Painting by Frans Hals

Portrait of a Dutch Family is an oil-on-canvas painting by the Dutch Golden Age painter Frans Hals, painted c. 1635 and now in the Cincinnati Art Museum, Cincinnati.

==Painting ==
The painting is one of a handful of paintings that Hals made of families in the "picnic style" of open air settings, but this one seems to be executed entirely in the studio, complete with a Hals signature curtain. The family has been identified by the Dutch art historian Frans Grijzenhout in 2022. The backdrop seems artificially staged and is probably by another hand. The name of Pieter de Molijn has been suggested by diverse art historians.

==Name==
In his 1910 catalog of Frans Hals works Hofstede de Groot wrote:440. A FAMILY GROUP OF FOUR PERSONS. B. 35; M. 87. On a terrace, to the left, stands a man facing the spectator. He wears a broad-brimmed black hat and a black costume with a close-fitting ruff, His right foot is advanced. He turns his head three-quarters right, and makes a gesture with his right hand as if he is speaking. His wife, seated to the right, listens with a smile. Her right arm hangs down; her left hand is at her breast. She wears a black dress, a white cap, a white ruff, and thin white wristbands. To the right of her two laughing girls hold each other's hands. The elder one, to the left, holds an orange in her right hand. She is in black; the younger girl, to the right, is in brown or yellowish-grey. Both wear lace-trimmed caps and collars. Behind the figures is a table on which are a wine-glass and a lemon. In the background is a building overgrown with foliage; a drapery hangs down on the left; to the right is a view of a garden with a house. Roses are strewn in the foreground. Canvas, 44 inches by 36 inches.
Exhibited in Paris, 1883, in an exhibition of masterpieces.

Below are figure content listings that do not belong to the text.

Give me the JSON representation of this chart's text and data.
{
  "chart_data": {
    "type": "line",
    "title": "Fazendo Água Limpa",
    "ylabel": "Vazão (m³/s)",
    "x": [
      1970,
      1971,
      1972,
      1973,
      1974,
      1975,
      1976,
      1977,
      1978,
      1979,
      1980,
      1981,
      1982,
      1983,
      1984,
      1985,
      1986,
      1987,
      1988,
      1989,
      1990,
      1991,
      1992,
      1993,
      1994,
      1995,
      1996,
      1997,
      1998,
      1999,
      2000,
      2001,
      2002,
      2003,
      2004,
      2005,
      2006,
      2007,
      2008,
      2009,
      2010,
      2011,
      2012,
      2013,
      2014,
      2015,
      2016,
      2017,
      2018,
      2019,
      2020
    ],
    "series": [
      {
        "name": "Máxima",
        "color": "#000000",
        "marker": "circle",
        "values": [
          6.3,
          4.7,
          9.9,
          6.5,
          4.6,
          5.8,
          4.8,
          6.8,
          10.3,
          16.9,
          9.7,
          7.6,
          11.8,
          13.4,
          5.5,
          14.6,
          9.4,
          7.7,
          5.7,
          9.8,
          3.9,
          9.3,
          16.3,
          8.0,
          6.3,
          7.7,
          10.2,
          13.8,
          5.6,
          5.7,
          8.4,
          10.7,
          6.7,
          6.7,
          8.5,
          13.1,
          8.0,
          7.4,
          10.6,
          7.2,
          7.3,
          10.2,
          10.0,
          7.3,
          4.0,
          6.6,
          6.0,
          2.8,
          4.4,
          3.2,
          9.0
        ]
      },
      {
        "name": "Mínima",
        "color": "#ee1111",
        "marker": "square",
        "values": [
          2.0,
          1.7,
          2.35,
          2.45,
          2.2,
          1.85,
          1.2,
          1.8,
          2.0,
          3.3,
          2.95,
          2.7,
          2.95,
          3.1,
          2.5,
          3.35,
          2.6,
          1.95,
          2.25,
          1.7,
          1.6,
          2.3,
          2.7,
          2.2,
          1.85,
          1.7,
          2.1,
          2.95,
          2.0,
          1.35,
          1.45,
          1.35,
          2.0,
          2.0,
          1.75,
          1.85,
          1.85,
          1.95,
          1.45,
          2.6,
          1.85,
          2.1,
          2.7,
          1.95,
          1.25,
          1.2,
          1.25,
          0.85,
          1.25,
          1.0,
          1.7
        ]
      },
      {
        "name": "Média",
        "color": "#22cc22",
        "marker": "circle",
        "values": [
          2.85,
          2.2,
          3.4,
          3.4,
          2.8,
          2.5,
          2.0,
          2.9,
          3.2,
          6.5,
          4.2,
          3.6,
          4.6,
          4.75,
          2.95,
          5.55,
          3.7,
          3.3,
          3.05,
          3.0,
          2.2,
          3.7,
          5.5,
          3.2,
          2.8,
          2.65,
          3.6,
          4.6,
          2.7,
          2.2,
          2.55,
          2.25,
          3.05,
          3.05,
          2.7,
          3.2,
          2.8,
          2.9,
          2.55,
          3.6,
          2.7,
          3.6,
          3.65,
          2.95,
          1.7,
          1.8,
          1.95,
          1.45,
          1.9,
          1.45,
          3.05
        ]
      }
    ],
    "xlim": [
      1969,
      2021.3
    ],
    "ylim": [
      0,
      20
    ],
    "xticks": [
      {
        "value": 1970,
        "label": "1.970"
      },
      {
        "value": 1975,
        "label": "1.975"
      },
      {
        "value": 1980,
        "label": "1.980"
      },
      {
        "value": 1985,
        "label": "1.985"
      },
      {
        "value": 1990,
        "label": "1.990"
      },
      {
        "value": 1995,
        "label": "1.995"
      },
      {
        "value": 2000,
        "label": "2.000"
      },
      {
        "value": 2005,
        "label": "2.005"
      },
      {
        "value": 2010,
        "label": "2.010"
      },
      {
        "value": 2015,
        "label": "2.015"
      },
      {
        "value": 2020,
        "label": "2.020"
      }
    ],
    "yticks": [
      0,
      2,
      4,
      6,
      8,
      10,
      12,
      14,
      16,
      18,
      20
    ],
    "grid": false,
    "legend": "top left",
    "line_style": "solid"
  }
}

Sales: — J. van Leeuwaarden, widow of P. Merkman, Haarlem, September 21, 1773, No. 4.
  - (Probably) O. W. J. Berg van Dussen Muilkerk, Amsterdam, July 7, 1825, No. 44 (151 florins).
  - In the possession of the dealer Nieuwenhuys, 1862.
Sales: — Vicomte du Bus de Gisignies, Brussels, May 7, 1882, No. 33.
  - E. Secretan, Paris, July 1, 1889, No. 126.
  - In the collection of the late Rodolphe Kann, Paris.
  - In the possession of the London dealers Lawrie and Co.
  - In the possession of the Paris dealer C. Sedelmeyer, "Catalogue of 300 Paintings," 1898, No. 55.
  - In the collection of R. B. Angus, Montreal

This painting came into the collection of the Cincinnati Art Museum via the bequest of Mary M. Emery.